The strip loin grilling steaks were sold at the 50th Street Costco under the Kirkland brand from Sept. 4 to Sept. 7.
The Canadian Food Inspection Agency said the steaks came from meat processed at XL Foods Inc. in Edmonton, which is involved in a nation-wide ground beef recall.
However, Alberta’s senior medical health officer Dr. Gerry Perdy said it may not be possible to pinpoint the source of the E.coli contamination because officials don’t know if the bacteria were already on the steaks when the meat was shipped to Costco, or whether a meat tenderizing machine used at the store was the culprit.
“Some of the meat that was used in that particular machine must have had E. coli on it.
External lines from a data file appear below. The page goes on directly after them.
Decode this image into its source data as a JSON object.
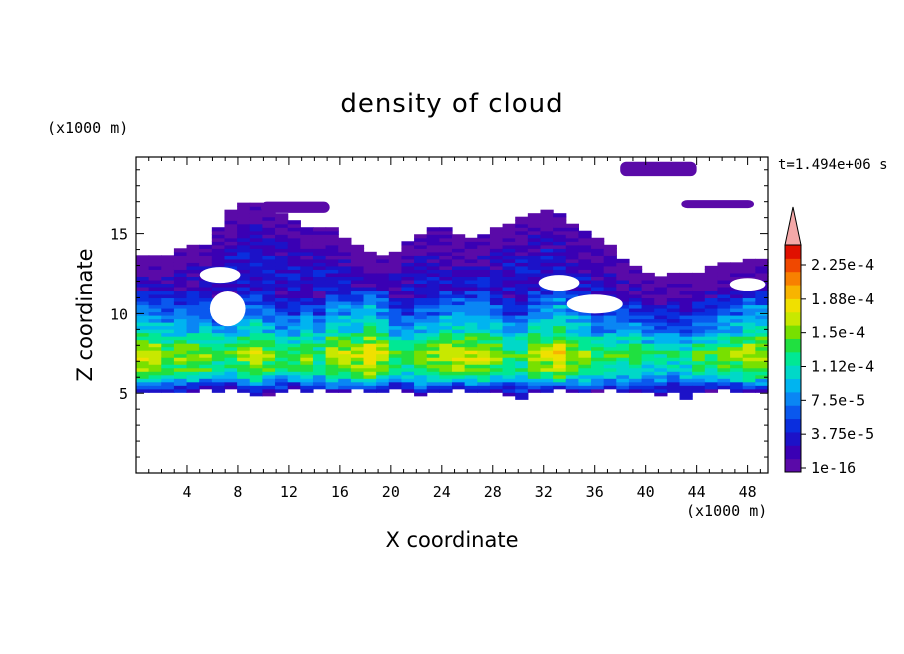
{
  "chart_data": {
    "type": "heatmap",
    "title": "density of cloud",
    "xlabel": "X coordinate",
    "ylabel": "Z coordinate",
    "x_unit": "(x1000 m)",
    "y_unit": "(x1000 m)",
    "time_label": "t=1.494e+06 s",
    "xlim": [
      0,
      49.6
    ],
    "ylim": [
      0,
      19.8
    ],
    "x_ticks": [
      "4",
      "8",
      "12",
      "16",
      "20",
      "24",
      "28",
      "32",
      "36",
      "40",
      "44",
      "48"
    ],
    "y_ticks": [
      "5",
      "10",
      "15"
    ],
    "colorbar": {
      "labels": [
        "2.25e-4",
        "1.88e-4",
        "1.5e-4",
        "1.12e-4",
        "7.5e-5",
        "3.75e-5",
        "1e-16"
      ],
      "colors": [
        "#5a0aa8",
        "#3a00b4",
        "#1c12c8",
        "#0a2ede",
        "#0a58ee",
        "#0a86f4",
        "#00b4f0",
        "#00d8c8",
        "#00e894",
        "#20e040",
        "#78e000",
        "#c8e800",
        "#f0e000",
        "#f8b400",
        "#f88000",
        "#f04800",
        "#e01000"
      ],
      "extend_color": "#f4a8a8"
    },
    "field_description_levels": {
      "cloud_top_km": [
        13.6,
        13.6,
        13.7,
        14.0,
        14.3,
        14.4,
        15.4,
        16.5,
        16.9,
        16.9,
        16.6,
        16.3,
        15.8,
        15.4,
        15.3,
        15.3,
        14.7,
        14.2,
        13.9,
        13.7,
        13.9,
        14.5,
        15.0,
        15.4,
        15.3,
        15.0,
        14.8,
        15.0,
        15.4,
        15.7,
        16.0,
        16.3,
        16.6,
        16.3,
        15.6,
        15.1,
        14.7,
        14.2,
        13.5,
        12.9,
        12.5,
        12.4,
        12.5,
        12.5,
        12.6,
        12.9,
        13.1,
        13.3,
        13.4,
        13.5
      ],
      "cloud_base_km": [
        5.0,
        5.0,
        5.1,
        5.0,
        5.1,
        5.2,
        5.1,
        5.2,
        5.0,
        4.8,
        4.9,
        5.1,
        5.2,
        5.1,
        5.2,
        5.0,
        5.1,
        5.2,
        5.0,
        5.1,
        5.2,
        5.1,
        4.8,
        5.0,
        5.1,
        5.2,
        5.1,
        5.0,
        5.1,
        4.9,
        4.6,
        5.0,
        5.1,
        5.2,
        5.1,
        5.0,
        5.1,
        5.2,
        5.0,
        5.1,
        5.0,
        4.9,
        5.1,
        4.7,
        5.0,
        5.1,
        5.2,
        5.1,
        5.0,
        5.1
      ],
      "peak_level_index": [
        11,
        11,
        10,
        10,
        10,
        10,
        9,
        9,
        10,
        11,
        10,
        9,
        9,
        10,
        9,
        11,
        11,
        11,
        12,
        11,
        9,
        9,
        10,
        10,
        11,
        11,
        11,
        11,
        10,
        9,
        9,
        11,
        11,
        12,
        11,
        10,
        9,
        9,
        9,
        9,
        8,
        8,
        8,
        8,
        9,
        9,
        10,
        10,
        11,
        11
      ]
    },
    "cloud_top_cap": [
      {
        "x0": 9.8,
        "x1": 15.2,
        "z0": 16.3,
        "z1": 17.0
      },
      {
        "x0": 38.0,
        "x1": 44.0,
        "z0": 18.6,
        "z1": 19.5
      },
      {
        "x0": 42.8,
        "x1": 48.5,
        "z0": 16.6,
        "z1": 17.1
      }
    ],
    "clear_holes": [
      {
        "x": 7.2,
        "z": 10.3,
        "rx": 1.4,
        "rz": 1.1
      },
      {
        "x": 6.6,
        "z": 12.4,
        "rx": 1.6,
        "rz": 0.5
      },
      {
        "x": 36.0,
        "z": 10.6,
        "rx": 2.2,
        "rz": 0.6
      },
      {
        "x": 33.2,
        "z": 11.9,
        "rx": 1.6,
        "rz": 0.5
      },
      {
        "x": 48.0,
        "z": 11.8,
        "rx": 1.4,
        "rz": 0.4
      }
    ]
  }
}
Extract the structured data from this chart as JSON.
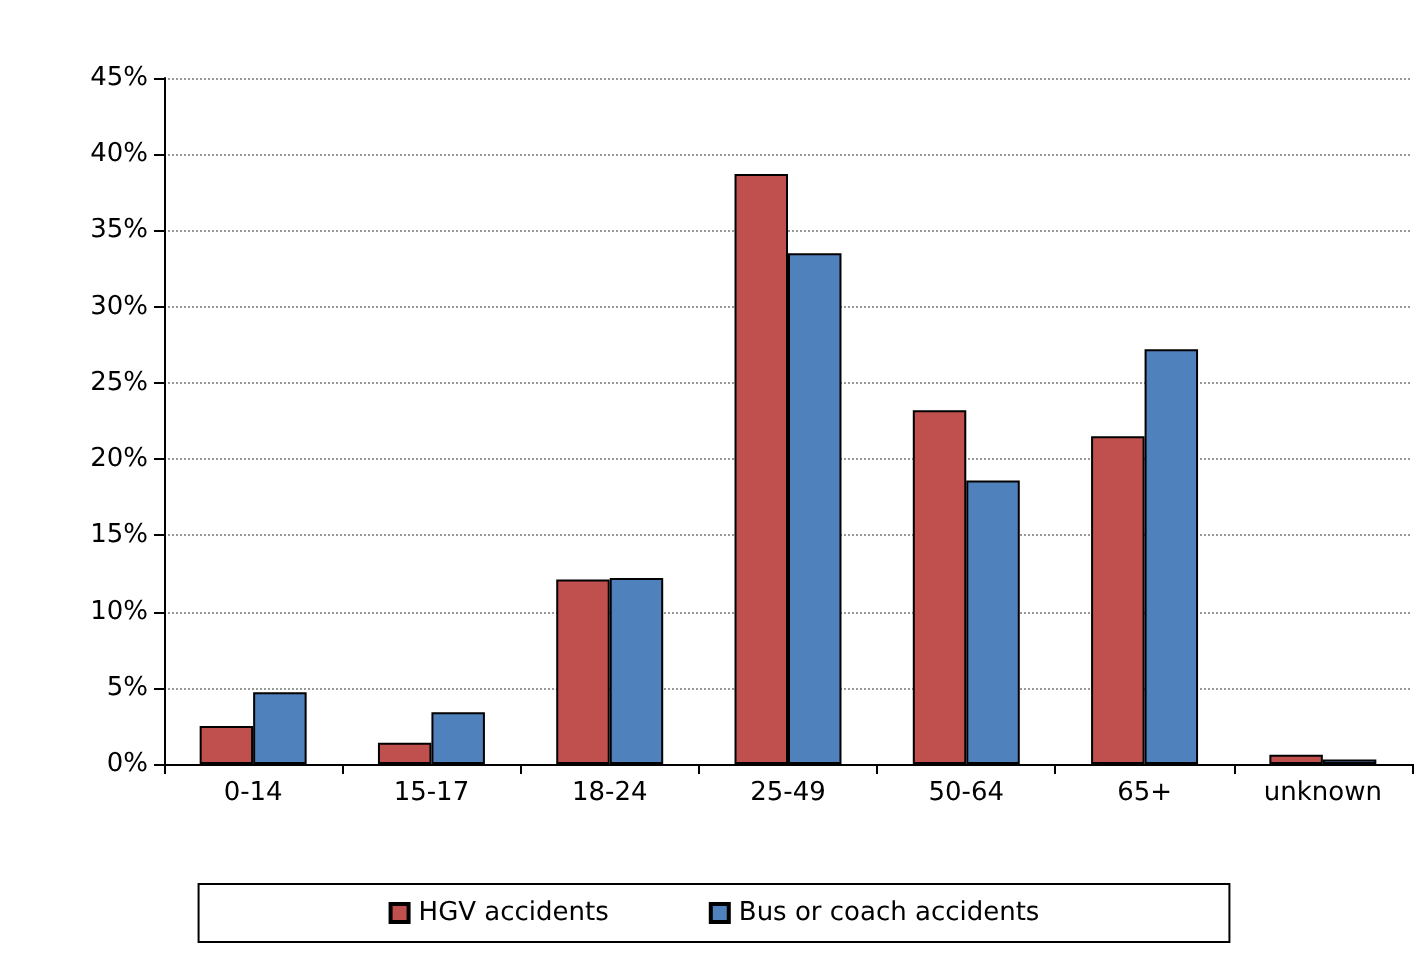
{
  "chart_data": {
    "type": "bar",
    "categories": [
      "0-14",
      "15-17",
      "18-24",
      "25-49",
      "50-64",
      "65+",
      "unknown"
    ],
    "series": [
      {
        "name": "HGV accidents",
        "color": "#c0504d",
        "values": [
          2.5,
          1.4,
          12.1,
          38.7,
          23.2,
          21.5,
          0.6
        ]
      },
      {
        "name": "Bus or coach accidents",
        "color": "#4f81bd",
        "values": [
          4.7,
          3.4,
          12.2,
          33.5,
          18.6,
          27.2,
          0.3
        ]
      }
    ],
    "ylim": [
      0,
      45
    ],
    "yticks": [
      {
        "value": 0,
        "label": "0%"
      },
      {
        "value": 5,
        "label": "5%"
      },
      {
        "value": 10,
        "label": "10%"
      },
      {
        "value": 15,
        "label": "15%"
      },
      {
        "value": 20,
        "label": "20%"
      },
      {
        "value": 25,
        "label": "25%"
      },
      {
        "value": 30,
        "label": "30%"
      },
      {
        "value": 35,
        "label": "35%"
      },
      {
        "value": 40,
        "label": "40%"
      },
      {
        "value": 45,
        "label": "45%"
      }
    ],
    "grid": "y",
    "legend": "bottom"
  }
}
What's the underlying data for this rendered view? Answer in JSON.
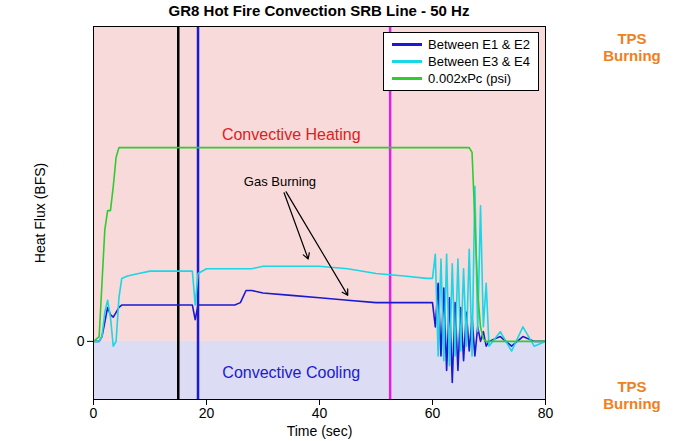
{
  "chart_data": {
    "type": "line",
    "title": "GR8 Hot Fire Convection SRB Line - 50 Hz",
    "x_label": "Time (sec)",
    "y_label": "Heat Flux (BFS)",
    "x": [
      0,
      1,
      1.5,
      2,
      2.5,
      3,
      3.5,
      4,
      4.5,
      5,
      6,
      8,
      10,
      15,
      17.5,
      18,
      18.5,
      20,
      25,
      26,
      27,
      28,
      30,
      35,
      40,
      45,
      50,
      55,
      59,
      60,
      60.5,
      61,
      61.5,
      62,
      62.5,
      63,
      63.5,
      64,
      64.5,
      65,
      65.5,
      66,
      66.5,
      67,
      67.5,
      68,
      68.5,
      69,
      69.5,
      70,
      72,
      74,
      76,
      78,
      80
    ],
    "series": [
      {
        "name": "Between E1 & E2",
        "color": "#1a1ad0",
        "values": [
          0,
          0,
          0.1,
          0.4,
          0.7,
          0.55,
          0.5,
          0.6,
          0.7,
          0.75,
          0.75,
          0.75,
          0.75,
          0.75,
          0.75,
          0.45,
          0.75,
          0.75,
          0.75,
          0.8,
          1.05,
          1.05,
          1.0,
          0.95,
          0.9,
          0.85,
          0.8,
          0.8,
          0.8,
          0.8,
          0.3,
          1.2,
          -0.3,
          1.1,
          -0.6,
          0.9,
          -0.85,
          0.8,
          -0.6,
          0.7,
          -0.4,
          0.6,
          -0.2,
          0.5,
          -0.3,
          0.3,
          0,
          0.2,
          -0.1,
          0,
          0.1,
          -0.1,
          0.1,
          0,
          0
        ]
      },
      {
        "name": "Between E3 & E4",
        "color": "#1ad6e6",
        "values": [
          0,
          0,
          0.1,
          0.6,
          0.85,
          0.5,
          -0.1,
          0,
          0.9,
          1.3,
          1.35,
          1.4,
          1.45,
          1.45,
          1.45,
          0.75,
          1.4,
          1.5,
          1.5,
          1.5,
          1.5,
          1.5,
          1.55,
          1.55,
          1.55,
          1.5,
          1.4,
          1.35,
          1.3,
          1.3,
          1.8,
          -0.3,
          1.7,
          -0.4,
          1.8,
          -0.5,
          1.6,
          -0.3,
          1.7,
          -0.2,
          1.5,
          -0.1,
          1.9,
          -0.3,
          3.2,
          0.2,
          2.8,
          0.3,
          1.2,
          -0.1,
          0.2,
          -0.2,
          0.3,
          -0.1,
          0
        ]
      },
      {
        "name": "0.002xPc (psi)",
        "color": "#2ecc2e",
        "values": [
          0,
          0.1,
          1.2,
          2.3,
          2.7,
          2.7,
          3.2,
          3.8,
          4,
          4,
          4,
          4,
          4,
          4,
          4,
          4,
          4,
          4,
          4,
          4,
          4,
          4,
          4,
          4,
          4,
          4,
          4,
          4,
          4,
          4,
          4,
          4,
          4,
          4,
          4,
          4,
          4,
          4,
          4,
          4,
          4,
          4,
          4,
          3.9,
          2.5,
          1,
          0.3,
          0.05,
          0,
          0,
          0,
          0,
          0,
          0,
          0
        ]
      }
    ],
    "xlim": [
      0,
      80
    ],
    "xticks": [
      0,
      20,
      40,
      60,
      80
    ],
    "ylim": [
      -1.2,
      6.5
    ],
    "yticks": [
      0
    ],
    "grid": false,
    "legend": "top-right",
    "vlines": [
      {
        "x": 15,
        "color": "#000000",
        "line_style": "dashed"
      },
      {
        "x": 18.5,
        "color": "#1a1ad0",
        "line_style": "dashed"
      },
      {
        "x": 52.5,
        "color": "#e020e0",
        "line_style": "dashed"
      }
    ],
    "regions": [
      {
        "text": "Convective Heating",
        "x": 35,
        "y": 4.15,
        "y_range": [
          0,
          6.5
        ],
        "color": "#e02020"
      },
      {
        "text": "Convective Cooling",
        "x": 35,
        "y": -0.75,
        "y_range": [
          -1.2,
          0
        ],
        "color": "#1a1ad0"
      }
    ],
    "annotations": [
      {
        "text": "Gas Burning",
        "x": 33,
        "y": 3.3,
        "arrows": [
          {
            "x": 38,
            "y": 1.7
          },
          {
            "x": 45,
            "y": 0.95
          }
        ]
      }
    ],
    "side_labels": [
      "TPS Burning",
      "TPS Burning"
    ]
  }
}
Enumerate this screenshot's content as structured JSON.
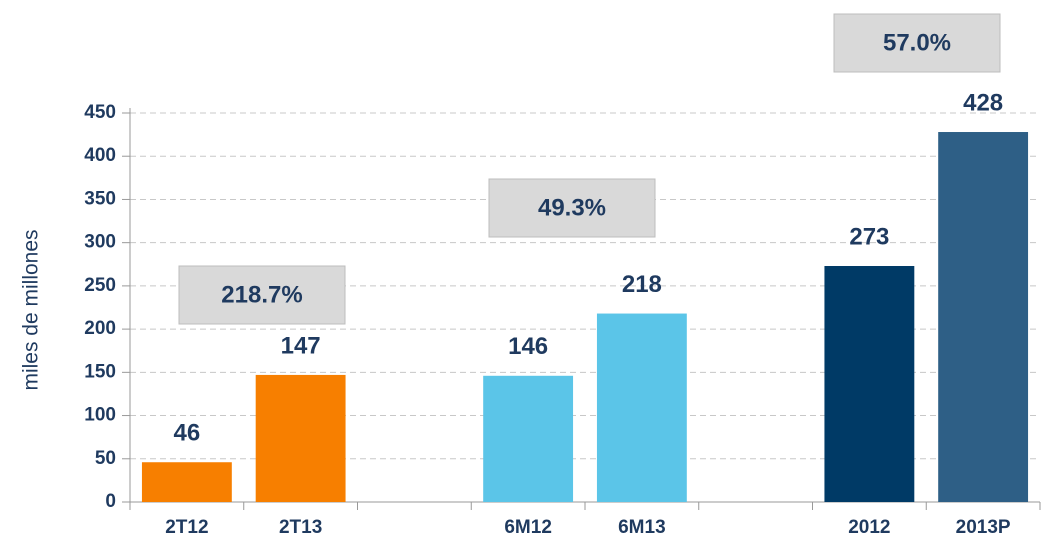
{
  "chart_data": {
    "type": "bar",
    "y_axis_label": "miles de millones",
    "categories": [
      "2T12",
      "2T13",
      null,
      "6M12",
      "6M13",
      null,
      "2012",
      "2013P"
    ],
    "values": [
      46,
      147,
      null,
      146,
      218,
      null,
      273,
      428
    ],
    "colors": [
      "#f77f00",
      "#f77f00",
      null,
      "#5bc5e8",
      "#5bc5e8",
      null,
      "#003a66",
      "#2e5f86"
    ],
    "ylim": [
      0,
      450
    ],
    "yticks": [
      0,
      50,
      100,
      150,
      200,
      250,
      300,
      350,
      400,
      450
    ],
    "grid": true,
    "annotations": [
      {
        "text": "218.7%"
      },
      {
        "text": "49.3%"
      },
      {
        "text": "57.0%"
      }
    ]
  }
}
Whether the steaks actually had the E. coli on them or were just contaminated because the machine was contaminated -- that is something that we will probably never know for sure,” Perdy said at a news conference Wednesday.
He said samples from an uncooked steak from the Costco store were compared to a sample from one of the sick Albertans.
"The lab did confirm that not only was the steak growing E.coli, but it was the same genetic pattern as the individuals who were ill,” Perdy told reporters.
He wouldn’t say how sick the four infected people are, citing privacy concerns.
The CFIA said its investigators are also trying to figure out at which stage of production the meat was tainted.
The agency has expanded the beef recall several times since issuing its first warning about possible E. coli contamination on Sept. 16.
In the meantime, XL Food’s permit to export beef to the U.S. has been revoked at the request of the U.S. Department of Agriculture.
There have been no reports in Canada of people getting sick from eating the ground beef.
The U.S. Food Safety Inspection Service also issued a public alert Wednesday about potentially tainted meat because a U.S. manufacturer used whole cuts of beef produced at XL Foods.
In a statement, XL Foods said it is working with the CFIA and Alberta health officials to find the E. coli source, “even though there has been no definitive link of illness between our products and people who have become ill.”